Theresa Freeborn, Xceed Financial President/CEO and future president of the combined credit union said in a prepared statement: “The economies of scale we achieve open up a whole new world of benefits for members that Xceed simply could not have delivered had we continued to go it alone.”
Heading up the new credit union will be Kinecta President/CEO Keith Sultemeier.
The proposal was approved by the credit union’s members with a vote of 1,536 in favor of the merger to 323 against it. While the majority of voters seemed pleased with the merger, it’s worth noting that these tally to under 2,000 member votes, a small percentage of the credit union’s 47,000 members.
As Chip Filson discussed in his recent article on the low percentage of member voting, if the overwhelming majority of the membership does not participate in the vote, what does that say about the members’ interest and commitment to their credit union?
Filson notes, “Co-op democracy only works if members believe their role matters and they are encouraged to exercise their voice. This is not the process being followed in most mergers. If 90% or more voters failed to participate in any political election, many would consider it a façade. ‘My vote won’t matter so why bother.’ Unfortunately this is the pattern in almost all credit union mergers.”

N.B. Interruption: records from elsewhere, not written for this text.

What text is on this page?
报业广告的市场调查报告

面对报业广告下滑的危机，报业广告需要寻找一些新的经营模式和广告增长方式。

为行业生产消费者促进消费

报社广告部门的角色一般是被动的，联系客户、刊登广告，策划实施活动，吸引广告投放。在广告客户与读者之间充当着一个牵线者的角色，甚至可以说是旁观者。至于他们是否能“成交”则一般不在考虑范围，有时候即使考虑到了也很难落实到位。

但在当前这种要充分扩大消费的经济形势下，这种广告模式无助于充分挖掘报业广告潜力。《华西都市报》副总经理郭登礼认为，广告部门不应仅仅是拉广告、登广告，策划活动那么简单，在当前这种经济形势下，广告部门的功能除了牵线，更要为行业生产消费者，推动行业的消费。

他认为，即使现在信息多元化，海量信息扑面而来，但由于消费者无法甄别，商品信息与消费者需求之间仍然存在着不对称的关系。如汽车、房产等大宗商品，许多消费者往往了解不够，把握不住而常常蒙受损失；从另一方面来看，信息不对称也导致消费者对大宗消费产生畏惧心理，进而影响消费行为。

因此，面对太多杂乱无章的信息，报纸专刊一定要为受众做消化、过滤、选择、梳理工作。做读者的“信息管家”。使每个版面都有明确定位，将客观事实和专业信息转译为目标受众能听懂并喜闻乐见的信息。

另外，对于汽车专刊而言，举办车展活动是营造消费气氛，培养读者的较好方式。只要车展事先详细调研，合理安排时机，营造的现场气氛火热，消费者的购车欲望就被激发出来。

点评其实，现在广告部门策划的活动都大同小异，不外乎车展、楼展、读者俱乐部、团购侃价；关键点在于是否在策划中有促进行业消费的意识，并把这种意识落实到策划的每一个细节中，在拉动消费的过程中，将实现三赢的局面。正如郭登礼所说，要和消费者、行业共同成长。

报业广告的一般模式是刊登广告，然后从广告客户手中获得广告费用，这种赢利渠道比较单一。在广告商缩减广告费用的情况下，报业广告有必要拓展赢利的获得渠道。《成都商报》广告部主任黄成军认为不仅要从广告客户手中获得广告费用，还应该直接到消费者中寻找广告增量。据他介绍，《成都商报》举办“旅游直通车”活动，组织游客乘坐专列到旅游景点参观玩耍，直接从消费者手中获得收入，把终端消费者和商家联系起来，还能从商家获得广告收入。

In this particular case, Xceed Financial held a virtual meeting on February 26 for members to vote on the proposal, however, this could have dissuaded those without the time to sit through a meeting, those who may not have felt they were qualified, or those with busier schedules from voting.
If low voter turnout is a norm for credit unions, perhaps then it’s on them to provide more information on the merger and find ways to get member interested and invested enough to vote, along with lowering the barriers needed to vote. The merging of two credit unions is no small change, and all members should be educated on how it will impact them.
The Xceed Financial and Kinecta FCU merger will go into effect on April 1st, 2021.